Python, Django, and the Web

03 Nov 2023

SQLite Write-Ahead Logging

I’ve been working with SQLite lately. It has become my go-to database for all projects!

Blocking writes

One problem I encountered was that, by default, it uses rollback journal, where any write to the database will also block all reads. Because of this, my site became unresponsive for about an hour every night while the nightly job inserted fresh data.
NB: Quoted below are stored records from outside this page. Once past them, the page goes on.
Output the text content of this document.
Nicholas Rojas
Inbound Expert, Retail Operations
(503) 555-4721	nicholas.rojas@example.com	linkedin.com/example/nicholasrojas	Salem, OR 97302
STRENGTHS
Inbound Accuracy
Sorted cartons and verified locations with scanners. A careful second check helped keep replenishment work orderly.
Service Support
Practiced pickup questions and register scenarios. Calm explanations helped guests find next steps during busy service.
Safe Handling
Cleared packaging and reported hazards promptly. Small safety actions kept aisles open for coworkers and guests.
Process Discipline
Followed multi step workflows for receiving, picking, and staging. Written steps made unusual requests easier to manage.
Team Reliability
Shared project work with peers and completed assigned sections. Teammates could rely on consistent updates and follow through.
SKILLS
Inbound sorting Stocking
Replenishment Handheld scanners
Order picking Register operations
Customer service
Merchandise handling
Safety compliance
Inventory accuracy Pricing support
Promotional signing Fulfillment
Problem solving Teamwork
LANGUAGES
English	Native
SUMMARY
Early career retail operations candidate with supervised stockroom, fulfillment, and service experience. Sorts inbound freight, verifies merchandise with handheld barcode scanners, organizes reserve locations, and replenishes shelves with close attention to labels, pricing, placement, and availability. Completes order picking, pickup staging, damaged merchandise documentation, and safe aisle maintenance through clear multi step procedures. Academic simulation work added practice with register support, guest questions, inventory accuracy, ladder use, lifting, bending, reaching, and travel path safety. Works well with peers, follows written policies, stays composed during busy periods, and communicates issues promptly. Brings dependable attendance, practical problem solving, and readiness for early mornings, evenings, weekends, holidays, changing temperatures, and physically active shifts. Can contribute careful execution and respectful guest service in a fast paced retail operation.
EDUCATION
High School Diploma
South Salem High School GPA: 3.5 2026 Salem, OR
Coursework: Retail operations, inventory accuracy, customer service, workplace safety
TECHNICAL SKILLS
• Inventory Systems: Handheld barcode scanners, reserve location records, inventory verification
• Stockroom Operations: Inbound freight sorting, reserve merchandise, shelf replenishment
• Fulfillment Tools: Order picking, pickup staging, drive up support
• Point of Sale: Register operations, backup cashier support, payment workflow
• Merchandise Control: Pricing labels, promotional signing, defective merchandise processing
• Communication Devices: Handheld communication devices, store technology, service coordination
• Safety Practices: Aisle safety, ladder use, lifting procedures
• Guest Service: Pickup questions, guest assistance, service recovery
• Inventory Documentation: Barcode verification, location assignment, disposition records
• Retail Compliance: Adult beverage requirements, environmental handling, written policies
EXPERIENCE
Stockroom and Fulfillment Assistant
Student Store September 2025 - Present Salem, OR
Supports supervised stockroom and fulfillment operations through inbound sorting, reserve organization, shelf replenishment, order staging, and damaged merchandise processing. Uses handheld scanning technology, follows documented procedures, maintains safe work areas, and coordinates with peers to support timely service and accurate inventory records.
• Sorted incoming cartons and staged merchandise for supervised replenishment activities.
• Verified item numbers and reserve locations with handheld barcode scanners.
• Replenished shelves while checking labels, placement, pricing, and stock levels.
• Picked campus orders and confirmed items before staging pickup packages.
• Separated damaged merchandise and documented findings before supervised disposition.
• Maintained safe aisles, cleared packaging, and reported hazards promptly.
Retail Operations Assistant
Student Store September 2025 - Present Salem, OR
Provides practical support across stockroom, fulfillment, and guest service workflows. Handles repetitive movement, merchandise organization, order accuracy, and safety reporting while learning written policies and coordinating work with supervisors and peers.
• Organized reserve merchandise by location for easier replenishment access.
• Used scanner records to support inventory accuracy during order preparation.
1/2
The solution was to enable Write-Ahead Logging. WAL allows multiple readers to access the database, even if the table is being written to simultaneously. The link above has a few disadvantages listed, but for most web-server use cases, WAL is the better option.

Enabling WAL

Enable WAL by setting the journal_mode to WAL:

sqlite3 db.sqlite3 'PRAGMA journal_mode=WAL;'

The PRAGMA command only has to be run once per database. The setting is persistent.

.wal files

When WAL is enabled, SQLite will create .wal and .shm files. The .wal file records transactions committed but not yet applied to the main database. The .shm file is used for shared memory and caching.

Do remember to keep an eye on your .wal file sizes. Certain operations (like VACUUM) can make them grow as large or even larger than the database itself. If that happens to you as it did to me, you can regain the disk space by running the wal_checkpoint command:

sqlite3 db.sqlite3 'PRAGMA wal_checkpoint(TRUNCATE);'

The article SQLite: Vacuuming the WALs is worth a read if you need to run VACUUM often.


With WAL enabled and the VACUUM command removed, (and other sites) are running smoothly - bound only by the fact that my Raspberry Pi runs on a very slow SD card 😅

I’ll write a post about my Raspberry Pi setup in the future.